Da un punto di vista tecnologico, la decarbonizzazione del sistema energetico appare fattibile, con pochi ostacoli da superare. L’Italia, infatti, ha già accesso alle tecnologie di energia rinnovabile, come l’energia eolica, solare, e le biomasse, che sono in gran parte disponibili sul mercato europeo e mondiale. La diffusione delle energie rinnovabili in Italia è aumentata significativamente negli ultimi anni e i costi della tecnologia sono diminuiti per tutte le tipologie di energie rinnovabili. Tra le tecnologie considerate nei tre scenari del DDPS, il meno maturo è il CCS, ancora in fase di sviluppo, anche se l’Italia è uno dei pochi paesi in cui sono stati definiti impianti pilota.

Il Rapporto individua cinque linee guida strategiche per la transizione verso un’economia low carbon che implica una trasformazione radicale del mix di fonti per la produzione di energia elettrica e delle modalità di consumo dell’energia:

1 – Decarbonizzazione della produzione di energia elettrica e cattura e stoccaggio della CO2 (CCS). Una politica energetica così orientata consentirebbe al 2050 di avere un sistema di generazione elettrica alimentato al 93% da fonti rinnovabili, con un taglio del 97% delle emissioni per singolo kWh elettrico, rispetto ai livelli del 2010. Inoltre, con l’applicazione su vasta scala di tecnologie di CCS, l’Italia potrebbe evitare l’immissione in atmosfera di 25 milioni di tonnellate di CO2.
2 – Incremento dell’efficienza energetica.
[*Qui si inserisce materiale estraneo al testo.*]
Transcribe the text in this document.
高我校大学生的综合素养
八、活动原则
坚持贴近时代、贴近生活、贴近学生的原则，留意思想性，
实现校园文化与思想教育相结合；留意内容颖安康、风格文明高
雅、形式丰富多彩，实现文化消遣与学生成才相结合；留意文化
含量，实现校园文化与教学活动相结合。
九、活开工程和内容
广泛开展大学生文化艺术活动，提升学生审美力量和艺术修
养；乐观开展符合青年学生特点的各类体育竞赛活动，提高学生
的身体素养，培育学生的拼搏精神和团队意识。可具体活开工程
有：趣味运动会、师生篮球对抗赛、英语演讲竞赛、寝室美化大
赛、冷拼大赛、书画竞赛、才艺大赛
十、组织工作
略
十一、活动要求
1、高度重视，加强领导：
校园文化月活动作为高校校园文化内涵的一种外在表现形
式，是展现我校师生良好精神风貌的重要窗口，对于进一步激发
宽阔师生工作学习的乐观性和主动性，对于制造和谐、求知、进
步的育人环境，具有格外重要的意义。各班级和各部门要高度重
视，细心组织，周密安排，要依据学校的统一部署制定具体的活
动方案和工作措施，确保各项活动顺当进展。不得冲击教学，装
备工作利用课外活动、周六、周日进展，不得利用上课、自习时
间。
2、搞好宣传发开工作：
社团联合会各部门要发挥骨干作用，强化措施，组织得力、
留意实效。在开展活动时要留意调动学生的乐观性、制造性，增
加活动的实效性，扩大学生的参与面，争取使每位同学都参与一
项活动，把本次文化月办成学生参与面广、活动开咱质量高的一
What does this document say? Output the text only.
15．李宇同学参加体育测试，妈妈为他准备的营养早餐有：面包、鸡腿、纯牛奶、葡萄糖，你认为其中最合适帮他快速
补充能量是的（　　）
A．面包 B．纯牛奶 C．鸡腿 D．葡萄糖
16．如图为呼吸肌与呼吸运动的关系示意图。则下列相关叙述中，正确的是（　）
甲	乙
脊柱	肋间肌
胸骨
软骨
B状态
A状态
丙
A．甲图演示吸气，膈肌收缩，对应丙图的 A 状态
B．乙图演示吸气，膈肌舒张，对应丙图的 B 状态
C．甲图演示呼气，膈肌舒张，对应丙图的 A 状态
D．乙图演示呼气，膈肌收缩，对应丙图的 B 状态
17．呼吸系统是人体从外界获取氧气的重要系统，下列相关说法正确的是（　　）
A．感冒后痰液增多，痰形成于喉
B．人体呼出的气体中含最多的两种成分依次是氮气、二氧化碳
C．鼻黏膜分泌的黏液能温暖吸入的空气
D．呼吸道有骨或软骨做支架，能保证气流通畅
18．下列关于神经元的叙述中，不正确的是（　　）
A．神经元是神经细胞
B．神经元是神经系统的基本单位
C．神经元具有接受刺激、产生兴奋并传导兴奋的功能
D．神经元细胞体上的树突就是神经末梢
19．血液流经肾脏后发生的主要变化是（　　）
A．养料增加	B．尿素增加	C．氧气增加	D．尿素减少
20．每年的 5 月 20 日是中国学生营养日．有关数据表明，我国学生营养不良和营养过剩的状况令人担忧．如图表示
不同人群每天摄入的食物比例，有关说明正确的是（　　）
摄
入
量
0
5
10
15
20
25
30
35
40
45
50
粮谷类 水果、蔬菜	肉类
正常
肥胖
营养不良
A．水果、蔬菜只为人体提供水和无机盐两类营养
Un forte incremento dell’efficienza energetica si traduce in una riduzione dei consumi primari al 2050 tra il 28% e il 39% rispetto ai valori 2010 e in una diminuzione fra il 56% e il 62% dell’intensità energetica (rapporto tra energia impiegata e PIL).
3 – Maggior ricorso a elettricità, fonti rinnovabili e a tecnologie CCS negli usi finali (industria, terziario, trasporti e residenziale). Ad esempio, nel settore dei trasporti sarebbe possibile ridurre del 60% i consumi di fonti fossili, attraverso un maggior ricorso al trasporto pubblico e al trasporto marittimo e ferroviario delle merci rispetto a quello su gomma, oltre a un incremento del mercato dei veicoli elettrici e di quelli alimentati a biocombustibili.
4 – Più investimenti in ricerca, infrastrutture, formazione e informazione. Il rapporto sottolinea  l’importanza degli investimenti pubblici e privati nella ricerca in campo energetico, nelle reti infrastrutturali e nelle tecnologie ‘trasversali’ (ovvero tecnologie che hanno applicazioni in molteplici campi, come ad esempio le nanotecnologie, i processi catalitici e i nuovi materiali) per rendere più efficienti i processi produttivi. Il rapporto si focalizza anche sull’importanza di campagne di formazione e informazione che possano rendere i consumatori sempre più partecipi nella scelta di tecnologie appropriate e politiche condivise.
5 – Cooperazione internazionale della ricerca e coordinamento delle politiche energetiche e ambientali.  “In questo modo sarà possibile ridurre il costo macroeconomico della decarbonizzazione, attraverso un coordinamento delle politiche di mitigazione a livello globale e un sforzo maggiore degli investimenti pubblico-privati (PPPs) in innovazione, tecnologie e infrastrutture in Italia. Inoltre, la partecipazione ad un mercato dei permessi di carbonio a livello europeo, interregionale o globale ridurrà notevolmente i costi della decarbonizzazione”, affermano i ricercatori FEEM.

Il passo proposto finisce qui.